Continue aandacht voor deze aspecten heeft een positieve invloed op dit gedrag en daarmee
op de veiligheidscultuur, omdat bewustwording de eerste stap is die nodig is voor
verandering.
In het grootste deel van Brainsafe bekijken we methoden om een gedragsverandering zinvol
en blijvend te bewerkstelligen. De sleutel tot het duurzaam beïnvloeden van gedrag is dat
mensen zich eerst bewust worden van hun eigen gedrag, daarna nadenken over de
consequenties hiervan en over mogelijk alternatief gedrag, vervolgens een bewuste keuze
maken voor dit nieuwe gedrag (hun intentie uitspreken) en tenslotte dit nieuwe gedrag
herhaaldelijk in de praktijk brengen, waardoor het gedrag uiteindelijk weer onbewust
wordt gemaakt. Het is dan een nieuwe gewoonte geworden waarvoor ze zelf hebben
gekozen.
Een medewerker met een hoger bewustzijnsniveau is in staat om deze onbewuste processen
bij zichzelf te herkennen en te beïnvloeden. Er zijn mensen die hun hele (volwassen) leven
bezig zijn om hogere bewustzijnsniveaus te bereiken.
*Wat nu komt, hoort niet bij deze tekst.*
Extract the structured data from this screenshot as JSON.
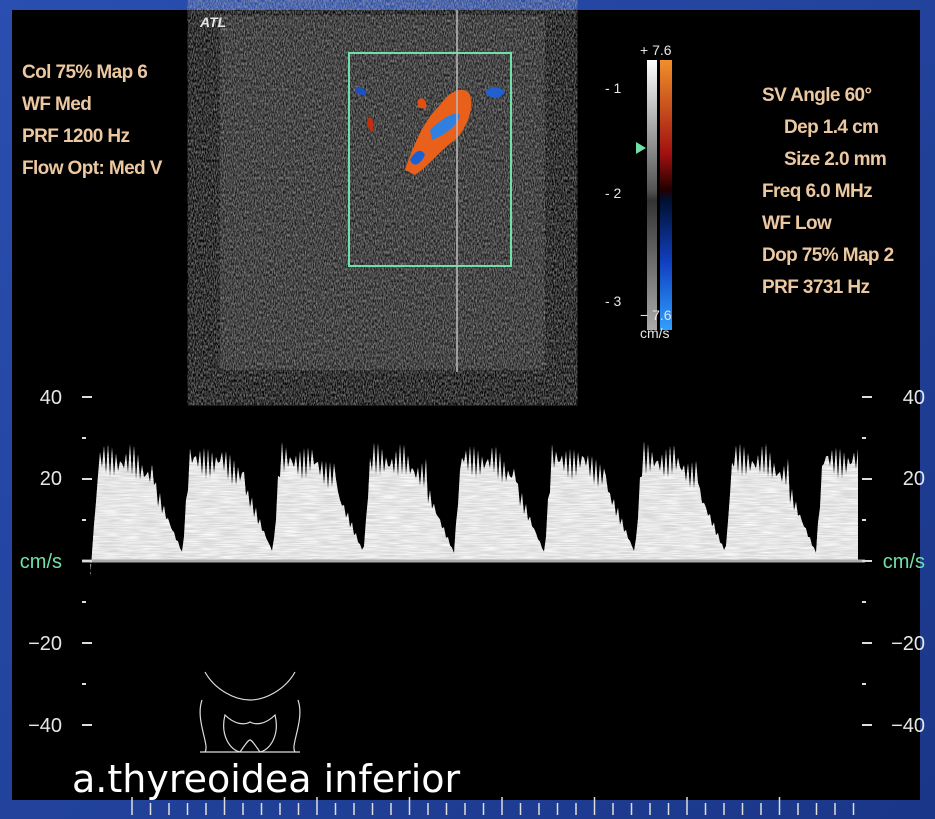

Dit ‘paper’ biedt u een instrument met behulp waarvan u 26 cognitieve Basis Risico
Factoren (BRF’s) kunt achterhalen. Deze cognitieve BRF’s leveren u een schat aan
informatie op die u direct kunt gebruiken om gedragsveiligheid in uw organisatie te
verbeteren. Brainsafe bevat beïnvloedingstechnieken voor iedere cognitieve BRF om
daarmee het bewustzijnsniveau van de medewerkers in de organisatie te ontwikkelen.
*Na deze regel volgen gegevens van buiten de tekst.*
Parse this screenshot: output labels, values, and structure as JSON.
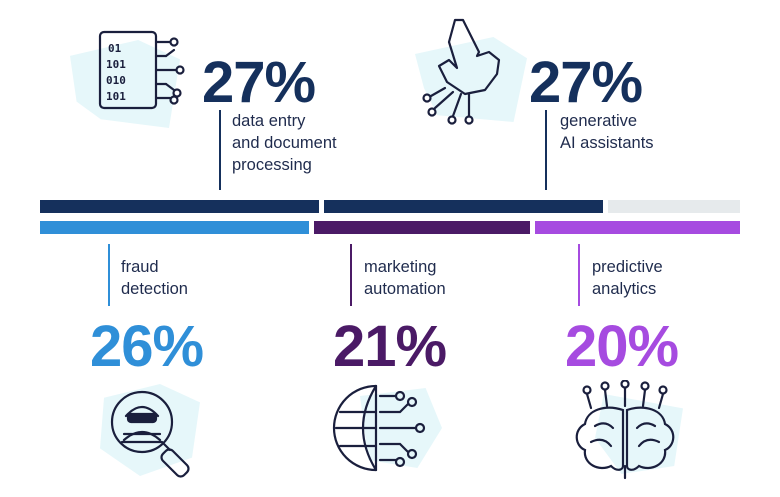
{
  "chart_data": {
    "type": "bar",
    "categories": [
      "data entry and document processing",
      "generative AI assistants",
      "fraud detection",
      "marketing automation",
      "predictive analytics"
    ],
    "values": [
      27,
      27,
      26,
      21,
      20
    ],
    "unit": "%"
  },
  "colors": {
    "navy": "#15305c",
    "blue": "#2f8fd8",
    "purple": "#4b1a66",
    "violet": "#a64be0",
    "remainder": "#e6eaec",
    "icon_fill": "#e6f7fa"
  },
  "top_items": [
    {
      "value_label": "27%",
      "label": "data entry\nand document\nprocessing",
      "icon": "binary-document-circuit-icon"
    },
    {
      "value_label": "27%",
      "label": "generative\nAI assistants",
      "icon": "pointing-robot-hand-icon"
    }
  ],
  "bottom_items": [
    {
      "value_label": "26%",
      "label": "fraud\ndetection",
      "icon": "magnifier-burglar-icon"
    },
    {
      "value_label": "21%",
      "label": "marketing\nautomation",
      "icon": "globe-network-icon"
    },
    {
      "value_label": "20%",
      "label": "predictive\nanalytics",
      "icon": "brain-circuit-icon"
    }
  ]
}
Het belangrijkste doel van de cognitieve ongevalsanalyse is het creëren van inzicht in de
factoren die gedrag beïnvloeden. Naar mijn mening kan dit inzicht het veiligheidsniveau in
een organisatie sterk verbeteren.
Bron
Frijters, PJGJ, 2010, Brainsafe (R), in 5 stappen naar een sterke veiligheidscultuur, EttenLeur, ISBN/EAN: 978-90-816070-1-8.